Agent Builder
Design, evaluate, and improve agentic harnesses. Methodology playbook plus a catalog of architectures, frameworks, memory substrates, and lab patterns.
The Answer
Agent Builder is the skill you load before deciding how an agent should be shaped, which framework to pick, and what state substrate to trust. It answers “should this be one agent or four” before you write code.
The Problem It Solves
Harness decisions compound. Picking LangGraph versus CrewAI versus raw LLM loops changes how state flows, how errors surface, and what fails in production. Most teams decide by vibes, copy a blog-post starter, and inherit its limits. Two weeks later the stale-context bug is the framework’s fault but looks like a prompting problem.
How It Works
Two knowledge bodies, one skill.
Methodology covers principles, shapes, tools, state, context, extensibility, UX, a design playbook, an evaluation playbook, output patterns, and cross-client portability notes. 11 topic files.
Catalog inventories architecture Types I through V, a six-component harness model, 7 framework deep dives (LangGraph, CrewAI, Pydantic AI, smolagents, DSPy, AutoGen, Bedrock), memory substrates, and 14 production lab patterns (Anthropic, OpenAI, Perplexity, Manus, Google, Devin, Cursor, Windsurf, and more). 6 catalog files.

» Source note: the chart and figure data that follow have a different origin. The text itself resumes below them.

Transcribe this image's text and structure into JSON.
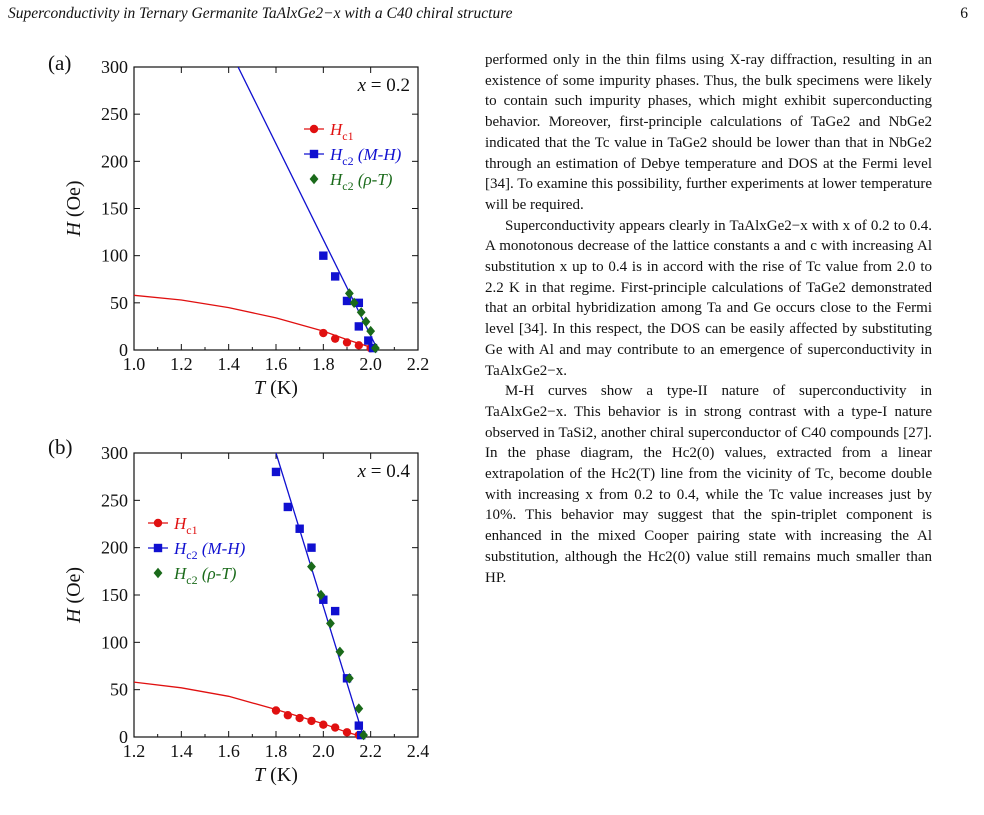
{
  "running_head": {
    "title": "Superconductivity in Ternary Germanite TaAlxGe2−x with a C40 chiral structure",
    "page": "6"
  },
  "colors": {
    "hc1": "#e01010",
    "hc2_mh": "#1010d0",
    "hc2_rt": "#1a6a1a"
  },
  "figure": {
    "panels": [
      {
        "label": "(a)",
        "composition": "x = 0.2",
        "xlabel": "T (K)",
        "ylabel": "H (Oe)",
        "xticks": [
          "1.0",
          "1.2",
          "1.4",
          "1.6",
          "1.8",
          "2.0",
          "2.2"
        ],
        "yticks": [
          "0",
          "50",
          "100",
          "150",
          "200",
          "250",
          "300"
        ],
        "legend": [
          "Hc1",
          "Hc2 (M-H)",
          "Hc2 (ρ-T)"
        ]
      },
      {
        "label": "(b)",
        "composition": "x = 0.4",
        "xlabel": "T (K)",
        "ylabel": "H (Oe)",
        "xticks": [
          "1.2",
          "1.4",
          "1.6",
          "1.8",
          "2.0",
          "2.2",
          "2.4"
        ],
        "yticks": [
          "0",
          "50",
          "100",
          "150",
          "200",
          "250",
          "300"
        ],
        "legend": [
          "Hc1",
          "Hc2 (M-H)",
          "Hc2 (ρ-T)"
        ]
      }
    ]
  },
  "chart_data": [
    {
      "type": "scatter",
      "title": "(a) x = 0.2",
      "xlabel": "T (K)",
      "ylabel": "H (Oe)",
      "xlim": [
        1.0,
        2.2
      ],
      "ylim": [
        0,
        300
      ],
      "series": [
        {
          "name": "Hc1",
          "color": "#e01010",
          "marker": "circle",
          "x": [
            1.8,
            1.85,
            1.9,
            1.95,
            2.0
          ],
          "y": [
            18,
            12,
            8,
            5,
            2
          ],
          "fit": {
            "x": [
              1.0,
              1.2,
              1.4,
              1.6,
              1.8,
              1.9,
              2.0,
              2.03
            ],
            "y": [
              58,
              53,
              45,
              34,
              20,
              11,
              3,
              0
            ]
          }
        },
        {
          "name": "Hc2 (M-H)",
          "color": "#1010d0",
          "marker": "square",
          "x": [
            1.8,
            1.85,
            1.9,
            1.95,
            1.95,
            1.99,
            2.01
          ],
          "y": [
            100,
            78,
            52,
            50,
            25,
            10,
            2
          ],
          "fit": {
            "x": [
              1.44,
              2.03
            ],
            "y": [
              300,
              0
            ]
          }
        },
        {
          "name": "Hc2 (ρ-T)",
          "color": "#1a6a1a",
          "marker": "diamond",
          "x": [
            1.91,
            1.93,
            1.96,
            1.98,
            2.0,
            2.02
          ],
          "y": [
            60,
            50,
            40,
            30,
            20,
            2
          ]
        }
      ]
    },
    {
      "type": "scatter",
      "title": "(b) x = 0.4",
      "xlabel": "T (K)",
      "ylabel": "H (Oe)",
      "xlim": [
        1.2,
        2.4
      ],
      "ylim": [
        0,
        300
      ],
      "series": [
        {
          "name": "Hc1",
          "color": "#e01010",
          "marker": "circle",
          "x": [
            1.8,
            1.85,
            1.9,
            1.95,
            2.0,
            2.05,
            2.1,
            2.15
          ],
          "y": [
            28,
            23,
            20,
            17,
            13,
            10,
            5,
            2
          ],
          "fit": {
            "x": [
              1.2,
              1.4,
              1.6,
              1.8,
              2.0,
              2.1,
              2.17
            ],
            "y": [
              58,
              52,
              43,
              29,
              14,
              5,
              0
            ]
          }
        },
        {
          "name": "Hc2 (M-H)",
          "color": "#1010d0",
          "marker": "square",
          "x": [
            1.8,
            1.85,
            1.9,
            1.95,
            2.0,
            2.05,
            2.1,
            2.15,
            2.16
          ],
          "y": [
            280,
            243,
            220,
            200,
            145,
            133,
            62,
            12,
            2
          ],
          "fit": {
            "x": [
              1.8,
              2.17
            ],
            "y": [
              300,
              0
            ]
          }
        },
        {
          "name": "Hc2 (ρ-T)",
          "color": "#1a6a1a",
          "marker": "diamond",
          "x": [
            1.95,
            1.99,
            2.03,
            2.07,
            2.11,
            2.15,
            2.17
          ],
          "y": [
            180,
            150,
            120,
            90,
            62,
            30,
            2
          ]
        }
      ]
    }
  ],
  "body": {
    "paragraphs": [
      "performed only in the thin films using X-ray diffraction, resulting in an existence of some impurity phases. Thus, the bulk specimens were likely to contain such impurity phases, which might exhibit superconducting behavior.  Moreover, first-principle calculations of TaGe2 and NbGe2 indicated that the Tc value in TaGe2 should be lower than that in NbGe2 through an estimation of Debye temperature and DOS at the Fermi level [34]. To examine this possibility, further experiments at lower temperature will be required.",
      "Superconductivity appears clearly in TaAlxGe2−x with x of 0.2 to 0.4.  A monotonous decrease of the lattice constants a and c with increasing Al substitution x up to 0.4 is in accord with the rise of Tc value from 2.0 to 2.2 K in that regime. First-principle calculations of TaGe2 demonstrated that an orbital hybridization among Ta and Ge occurs close to the Fermi level [34]. In this respect, the DOS can be easily affected by substituting Ge with Al and may contribute to an emergence of superconductivity in TaAlxGe2−x.",
      "M-H curves show a type-II nature of superconductivity in TaAlxGe2−x.  This behavior is in strong contrast with a type-I nature observed in TaSi2, another chiral superconductor of C40 compounds [27]. In the phase diagram, the Hc2(0) values, extracted from a linear extrapolation of the Hc2(T) line from the vicinity of Tc, become double with increasing x from 0.2 to 0.4, while the Tc value increases just by 10%. This behavior may suggest that the spin-triplet component is enhanced in the mixed Cooper pairing state with increasing the Al substitution, although the Hc2(0) value still remains much smaller than HP."
    ]
  }
}
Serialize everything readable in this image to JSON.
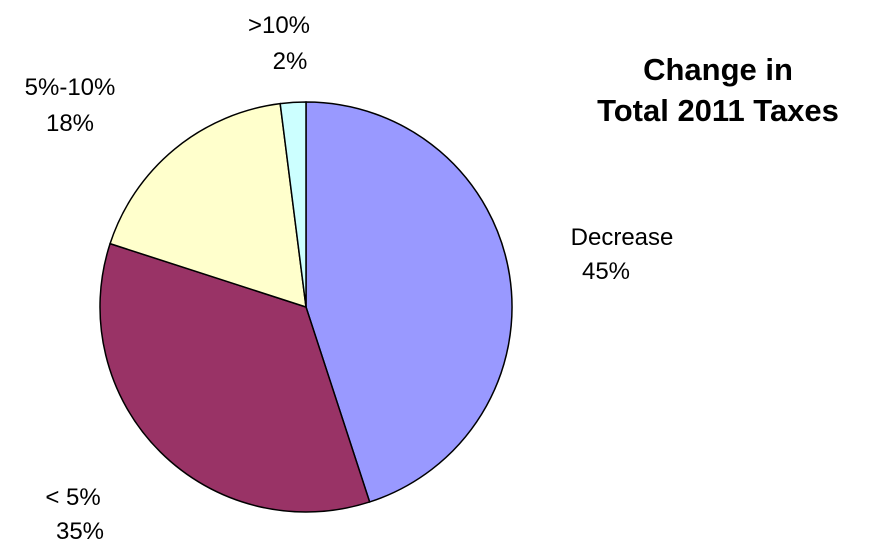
{
  "chart_data": {
    "type": "pie",
    "title_lines": [
      "Change in",
      "Total 2011 Taxes"
    ],
    "slices": [
      {
        "name": "Decrease",
        "value": 45,
        "label": "45%",
        "color": "#9999FF"
      },
      {
        "name": "< 5%",
        "value": 35,
        "label": "35%",
        "color": "#993366"
      },
      {
        "name": "5%-10%",
        "value": 18,
        "label": "18%",
        "color": "#FFFFCC"
      },
      {
        "name": ">10%",
        "value": 2,
        "label": "2%",
        "color": "#CCFFFF"
      }
    ],
    "start": "12 o'clock",
    "direction": "clockwise"
  }
}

Four modes cover the job: design for a new harness, evaluation for an existing one, design + evaluation for target architecture plus acceptance criteria, catalog-lookup for factual questions.
What Makes It Different
Host-specific variants (Anthropic, Codex) carry their own trigger metadata, so the same skill activates correctly in either runtime. Fully worked examples trace the full path from requirements to implemented harness, not just principles.